What does success look like to you?

Contribute with work that empowers people to fulfill their potential, do work that I deeply believe in, and that uses all of whom I am (skills, experiences, values, passions). Cultivate positive and meaningful relationships professionally and personally. Take care of my wellness, develop myself, and enjoy the important people in my life daily. Diversify my life experiences so that I can grow in to a better person. Be courageous to be myself everyday so I don’t have any regrets later. Be financially rewarded for the value that I provide to others. Find beauty, joy, and gratitude every day.

What is the best career advice you ever received?
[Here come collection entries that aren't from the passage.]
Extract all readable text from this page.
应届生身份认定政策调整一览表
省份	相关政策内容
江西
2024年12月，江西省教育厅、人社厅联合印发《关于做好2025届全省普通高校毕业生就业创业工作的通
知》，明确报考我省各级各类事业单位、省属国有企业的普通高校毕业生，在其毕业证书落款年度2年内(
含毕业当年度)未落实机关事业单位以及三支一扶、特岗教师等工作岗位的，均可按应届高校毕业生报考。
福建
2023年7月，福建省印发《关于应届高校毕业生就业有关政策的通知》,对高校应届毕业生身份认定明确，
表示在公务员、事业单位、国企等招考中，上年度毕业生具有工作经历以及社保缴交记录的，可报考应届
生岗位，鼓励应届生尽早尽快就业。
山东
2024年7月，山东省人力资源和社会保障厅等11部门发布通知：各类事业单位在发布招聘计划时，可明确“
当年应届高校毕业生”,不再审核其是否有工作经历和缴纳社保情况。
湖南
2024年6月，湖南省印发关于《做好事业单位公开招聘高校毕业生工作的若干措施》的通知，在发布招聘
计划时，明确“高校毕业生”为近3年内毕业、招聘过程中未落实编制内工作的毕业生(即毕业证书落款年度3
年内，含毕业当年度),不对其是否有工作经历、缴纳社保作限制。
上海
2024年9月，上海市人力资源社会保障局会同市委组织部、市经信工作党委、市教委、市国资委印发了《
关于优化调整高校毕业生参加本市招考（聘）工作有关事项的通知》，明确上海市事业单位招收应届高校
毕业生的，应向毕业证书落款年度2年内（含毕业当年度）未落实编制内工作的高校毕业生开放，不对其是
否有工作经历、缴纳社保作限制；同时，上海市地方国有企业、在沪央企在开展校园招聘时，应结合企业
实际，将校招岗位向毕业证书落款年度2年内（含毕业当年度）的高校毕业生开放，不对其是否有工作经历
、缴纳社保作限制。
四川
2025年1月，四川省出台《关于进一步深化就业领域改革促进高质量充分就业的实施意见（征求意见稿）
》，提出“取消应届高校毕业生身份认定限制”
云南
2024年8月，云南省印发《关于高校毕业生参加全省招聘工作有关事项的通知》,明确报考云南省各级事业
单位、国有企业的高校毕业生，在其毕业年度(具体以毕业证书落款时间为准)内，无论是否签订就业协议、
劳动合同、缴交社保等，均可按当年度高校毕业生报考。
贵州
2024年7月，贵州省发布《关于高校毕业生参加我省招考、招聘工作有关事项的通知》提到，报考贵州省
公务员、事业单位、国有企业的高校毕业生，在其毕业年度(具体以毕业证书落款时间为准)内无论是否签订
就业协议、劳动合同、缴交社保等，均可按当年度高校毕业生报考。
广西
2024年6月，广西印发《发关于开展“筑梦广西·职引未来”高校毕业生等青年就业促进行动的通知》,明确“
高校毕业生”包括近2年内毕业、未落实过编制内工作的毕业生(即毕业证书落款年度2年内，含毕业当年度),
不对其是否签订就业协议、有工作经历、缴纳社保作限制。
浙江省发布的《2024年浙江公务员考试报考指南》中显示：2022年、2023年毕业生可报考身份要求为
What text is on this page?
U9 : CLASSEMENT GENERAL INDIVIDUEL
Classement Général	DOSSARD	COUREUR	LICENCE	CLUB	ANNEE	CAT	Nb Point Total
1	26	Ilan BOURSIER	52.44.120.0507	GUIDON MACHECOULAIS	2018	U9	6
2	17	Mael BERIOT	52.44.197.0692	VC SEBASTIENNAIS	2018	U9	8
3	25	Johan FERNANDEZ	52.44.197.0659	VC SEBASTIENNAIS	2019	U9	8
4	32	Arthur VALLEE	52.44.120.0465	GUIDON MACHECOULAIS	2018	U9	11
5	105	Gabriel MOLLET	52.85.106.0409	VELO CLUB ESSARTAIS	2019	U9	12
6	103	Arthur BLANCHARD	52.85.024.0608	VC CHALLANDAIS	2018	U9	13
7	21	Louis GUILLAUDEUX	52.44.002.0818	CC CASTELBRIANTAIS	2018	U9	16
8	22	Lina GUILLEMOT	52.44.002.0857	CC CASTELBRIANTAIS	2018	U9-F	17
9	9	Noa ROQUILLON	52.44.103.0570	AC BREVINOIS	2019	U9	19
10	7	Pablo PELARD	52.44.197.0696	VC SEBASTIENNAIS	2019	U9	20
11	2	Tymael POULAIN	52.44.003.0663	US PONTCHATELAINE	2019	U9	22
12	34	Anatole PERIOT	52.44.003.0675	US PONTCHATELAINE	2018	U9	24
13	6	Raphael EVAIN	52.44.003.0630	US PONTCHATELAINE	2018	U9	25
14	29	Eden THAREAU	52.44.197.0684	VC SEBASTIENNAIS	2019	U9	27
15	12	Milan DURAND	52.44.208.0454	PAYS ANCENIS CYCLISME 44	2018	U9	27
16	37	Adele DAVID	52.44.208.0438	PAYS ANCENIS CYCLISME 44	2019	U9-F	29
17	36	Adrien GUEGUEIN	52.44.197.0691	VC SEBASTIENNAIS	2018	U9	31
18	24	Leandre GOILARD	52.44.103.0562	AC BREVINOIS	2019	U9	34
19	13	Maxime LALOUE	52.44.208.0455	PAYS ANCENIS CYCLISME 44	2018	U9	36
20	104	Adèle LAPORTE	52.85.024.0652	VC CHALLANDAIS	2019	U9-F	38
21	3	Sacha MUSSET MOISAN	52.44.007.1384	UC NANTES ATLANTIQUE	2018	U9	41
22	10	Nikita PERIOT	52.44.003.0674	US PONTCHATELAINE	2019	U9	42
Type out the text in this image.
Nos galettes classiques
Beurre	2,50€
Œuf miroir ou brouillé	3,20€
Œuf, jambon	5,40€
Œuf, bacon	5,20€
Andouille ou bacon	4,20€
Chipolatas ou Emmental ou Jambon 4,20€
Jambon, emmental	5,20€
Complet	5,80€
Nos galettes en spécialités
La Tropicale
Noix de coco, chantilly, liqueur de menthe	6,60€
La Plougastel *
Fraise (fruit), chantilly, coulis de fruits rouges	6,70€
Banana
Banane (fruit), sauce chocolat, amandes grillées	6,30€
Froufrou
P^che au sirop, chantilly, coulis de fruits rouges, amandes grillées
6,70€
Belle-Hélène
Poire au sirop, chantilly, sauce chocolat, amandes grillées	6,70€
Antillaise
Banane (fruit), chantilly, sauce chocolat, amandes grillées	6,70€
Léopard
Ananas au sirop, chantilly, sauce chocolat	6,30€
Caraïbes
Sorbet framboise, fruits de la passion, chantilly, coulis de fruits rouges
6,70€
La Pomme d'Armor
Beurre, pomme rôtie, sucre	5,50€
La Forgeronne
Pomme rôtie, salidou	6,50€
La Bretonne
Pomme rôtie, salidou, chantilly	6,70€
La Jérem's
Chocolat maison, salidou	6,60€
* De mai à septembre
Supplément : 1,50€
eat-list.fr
When I was 7 years old, my mother told me I could be whatever I wanted to be, even president. I found that incredibly empowering as a girl.

In my first job managing a team at age 24, my boss and mentor guided me through: • Firing 2 people who were not right for the team • Confronting toxic behavior of some of my employees that were causing problems, • Defending my team’s interests by standing up against bullying that senior executives in the company did towards them.

He taught me: • That doing the right thing doesn’t always feel nice or good. • That leadership takes courage, and I should speak up for myself and for others even if it was scary. • To deal with conflict on the spot instead of letting it get out of hand. • To take risks in speaking up when I didn’t feel comfortable. • To seek feedback and help fast when problem came up.